Monday, January 31, 2011

Sausage & Corn Chowder

What a perfect night for chowder and chocolate chip cookies of course.  The snow is coming in for a promised blizzard.  We have 4 movies from the library and the boys are listening to a book on tape as I type. A cup of my favorite Market Spice tea is sitting by my computer brewing.  I love rest.  No I don't mean sleep.  I mean rest.  The pure joy if it.  We are quite spoiled by a perfect Father who I will give all praise for all we have.

Sausage & Corn Chowder
2 tablespoon butter
2 leeks, halved lengthwise and cut into 1/8-inch-thick slices, white and pale green parts only
2 celery rib, thinly sliced
2 pounds new potatoes, washed and quartered
6 cups chicken broth
3 cups corn, thawed if frozen
2 cups milk or substitute
salt & pepper
pinch nutmeg
1 lb breakfast sausage

Melt butter in a soup pot.

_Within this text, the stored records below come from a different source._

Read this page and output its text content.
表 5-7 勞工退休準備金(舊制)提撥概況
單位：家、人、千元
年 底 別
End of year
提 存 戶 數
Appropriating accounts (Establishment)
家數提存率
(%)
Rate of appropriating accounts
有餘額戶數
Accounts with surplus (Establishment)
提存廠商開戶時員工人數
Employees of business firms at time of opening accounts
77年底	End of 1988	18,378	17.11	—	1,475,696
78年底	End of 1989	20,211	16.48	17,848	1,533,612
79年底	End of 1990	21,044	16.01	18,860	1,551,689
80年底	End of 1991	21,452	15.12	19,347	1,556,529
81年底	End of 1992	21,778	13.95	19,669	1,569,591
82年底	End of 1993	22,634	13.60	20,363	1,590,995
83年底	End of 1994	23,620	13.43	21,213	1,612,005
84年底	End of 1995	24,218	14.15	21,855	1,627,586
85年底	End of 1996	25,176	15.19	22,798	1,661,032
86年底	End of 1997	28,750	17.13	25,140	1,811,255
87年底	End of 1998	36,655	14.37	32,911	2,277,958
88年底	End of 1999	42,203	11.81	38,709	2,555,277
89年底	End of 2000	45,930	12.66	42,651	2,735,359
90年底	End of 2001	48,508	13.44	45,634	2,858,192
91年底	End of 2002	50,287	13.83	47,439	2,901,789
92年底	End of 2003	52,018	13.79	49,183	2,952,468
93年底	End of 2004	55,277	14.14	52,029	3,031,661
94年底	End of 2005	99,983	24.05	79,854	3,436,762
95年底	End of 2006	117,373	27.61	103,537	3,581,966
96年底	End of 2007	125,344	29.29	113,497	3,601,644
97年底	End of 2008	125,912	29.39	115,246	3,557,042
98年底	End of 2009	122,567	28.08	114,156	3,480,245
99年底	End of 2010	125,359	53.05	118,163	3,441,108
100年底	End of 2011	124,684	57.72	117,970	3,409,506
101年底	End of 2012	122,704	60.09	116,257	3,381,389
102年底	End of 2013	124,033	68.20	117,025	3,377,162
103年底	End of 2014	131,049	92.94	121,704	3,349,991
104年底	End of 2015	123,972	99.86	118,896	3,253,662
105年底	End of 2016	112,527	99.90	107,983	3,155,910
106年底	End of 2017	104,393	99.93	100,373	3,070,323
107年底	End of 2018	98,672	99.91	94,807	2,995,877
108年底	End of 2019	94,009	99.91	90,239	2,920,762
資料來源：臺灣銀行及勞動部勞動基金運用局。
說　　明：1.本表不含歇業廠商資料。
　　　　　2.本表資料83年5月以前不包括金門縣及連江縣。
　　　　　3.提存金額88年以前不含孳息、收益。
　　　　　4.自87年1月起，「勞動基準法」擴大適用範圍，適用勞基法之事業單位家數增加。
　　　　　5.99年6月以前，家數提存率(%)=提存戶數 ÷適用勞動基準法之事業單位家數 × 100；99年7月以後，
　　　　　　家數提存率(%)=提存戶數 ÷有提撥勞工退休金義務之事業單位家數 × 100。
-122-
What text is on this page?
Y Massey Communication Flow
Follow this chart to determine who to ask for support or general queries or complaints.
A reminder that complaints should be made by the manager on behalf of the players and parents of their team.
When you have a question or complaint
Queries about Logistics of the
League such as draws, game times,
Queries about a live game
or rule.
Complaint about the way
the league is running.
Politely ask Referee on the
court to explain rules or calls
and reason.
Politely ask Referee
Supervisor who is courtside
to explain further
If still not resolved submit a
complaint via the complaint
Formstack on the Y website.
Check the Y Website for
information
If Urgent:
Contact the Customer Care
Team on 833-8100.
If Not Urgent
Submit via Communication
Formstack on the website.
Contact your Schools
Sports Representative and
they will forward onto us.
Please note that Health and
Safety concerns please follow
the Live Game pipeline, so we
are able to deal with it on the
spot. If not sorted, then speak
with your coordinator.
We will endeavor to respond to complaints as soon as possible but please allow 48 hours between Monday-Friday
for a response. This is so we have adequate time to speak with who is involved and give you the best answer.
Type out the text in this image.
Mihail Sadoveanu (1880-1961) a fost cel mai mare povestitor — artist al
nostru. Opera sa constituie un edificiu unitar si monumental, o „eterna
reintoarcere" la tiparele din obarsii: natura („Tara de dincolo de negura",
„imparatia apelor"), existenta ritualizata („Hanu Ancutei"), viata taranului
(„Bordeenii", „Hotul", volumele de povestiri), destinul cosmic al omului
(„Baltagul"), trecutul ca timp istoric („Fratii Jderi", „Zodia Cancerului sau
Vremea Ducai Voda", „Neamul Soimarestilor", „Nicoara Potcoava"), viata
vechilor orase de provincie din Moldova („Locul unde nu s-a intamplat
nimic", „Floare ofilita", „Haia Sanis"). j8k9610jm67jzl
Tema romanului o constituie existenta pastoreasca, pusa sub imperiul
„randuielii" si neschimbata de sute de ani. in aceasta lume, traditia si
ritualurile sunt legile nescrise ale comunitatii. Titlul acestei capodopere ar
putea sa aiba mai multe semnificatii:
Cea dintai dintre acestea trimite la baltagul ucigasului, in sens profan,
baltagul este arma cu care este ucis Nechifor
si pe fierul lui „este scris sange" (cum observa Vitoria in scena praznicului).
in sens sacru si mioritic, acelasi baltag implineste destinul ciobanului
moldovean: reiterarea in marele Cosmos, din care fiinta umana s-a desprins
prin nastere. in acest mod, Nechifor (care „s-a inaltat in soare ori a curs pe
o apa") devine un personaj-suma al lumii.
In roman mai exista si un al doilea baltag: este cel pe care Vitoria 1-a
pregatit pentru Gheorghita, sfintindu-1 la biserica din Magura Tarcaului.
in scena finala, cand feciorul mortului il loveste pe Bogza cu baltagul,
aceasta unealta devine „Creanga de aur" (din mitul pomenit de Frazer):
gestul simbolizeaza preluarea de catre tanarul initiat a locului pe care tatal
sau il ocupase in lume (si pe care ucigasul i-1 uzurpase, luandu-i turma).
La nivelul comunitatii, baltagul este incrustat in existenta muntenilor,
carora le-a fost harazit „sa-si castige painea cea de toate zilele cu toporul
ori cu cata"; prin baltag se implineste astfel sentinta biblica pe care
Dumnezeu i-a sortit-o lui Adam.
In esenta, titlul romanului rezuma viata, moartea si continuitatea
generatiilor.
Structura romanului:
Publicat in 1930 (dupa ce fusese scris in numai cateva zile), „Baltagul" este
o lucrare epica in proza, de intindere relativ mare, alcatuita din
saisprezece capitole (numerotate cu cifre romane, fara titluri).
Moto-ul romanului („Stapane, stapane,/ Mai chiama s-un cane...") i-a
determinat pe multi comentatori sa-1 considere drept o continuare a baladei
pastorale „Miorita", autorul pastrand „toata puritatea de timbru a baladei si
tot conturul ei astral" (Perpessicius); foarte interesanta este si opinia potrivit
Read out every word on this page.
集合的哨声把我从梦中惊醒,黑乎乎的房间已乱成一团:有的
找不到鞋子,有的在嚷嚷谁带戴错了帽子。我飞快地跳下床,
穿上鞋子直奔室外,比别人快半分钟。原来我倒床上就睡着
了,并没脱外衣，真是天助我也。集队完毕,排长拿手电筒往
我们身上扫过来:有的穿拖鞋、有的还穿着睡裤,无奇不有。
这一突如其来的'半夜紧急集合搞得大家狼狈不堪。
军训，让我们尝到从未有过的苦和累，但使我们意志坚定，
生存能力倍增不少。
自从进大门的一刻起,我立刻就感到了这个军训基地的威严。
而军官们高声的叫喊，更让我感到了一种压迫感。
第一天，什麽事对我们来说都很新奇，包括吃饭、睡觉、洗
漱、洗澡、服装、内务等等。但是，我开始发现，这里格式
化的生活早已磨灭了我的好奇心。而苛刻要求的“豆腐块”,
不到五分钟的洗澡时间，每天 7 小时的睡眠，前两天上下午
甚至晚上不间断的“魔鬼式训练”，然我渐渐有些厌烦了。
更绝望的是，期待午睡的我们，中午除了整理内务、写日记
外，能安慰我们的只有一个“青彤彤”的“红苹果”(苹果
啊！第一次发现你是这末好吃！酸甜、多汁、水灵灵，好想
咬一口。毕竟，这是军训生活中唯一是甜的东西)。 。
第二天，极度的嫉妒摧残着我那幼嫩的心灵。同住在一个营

Cook breakfast sausage until done.  Add leeks and celery and cook over medium heat, stirring frequently, 5 to 7 minutes. Add potatoes and broth; cover and simmer until potatoes are almost tender, about 10 minutes. Stir in corn, milk, salt, and pepper, and nutmeg and cook until potatoes are very tender, about 10 minutes more.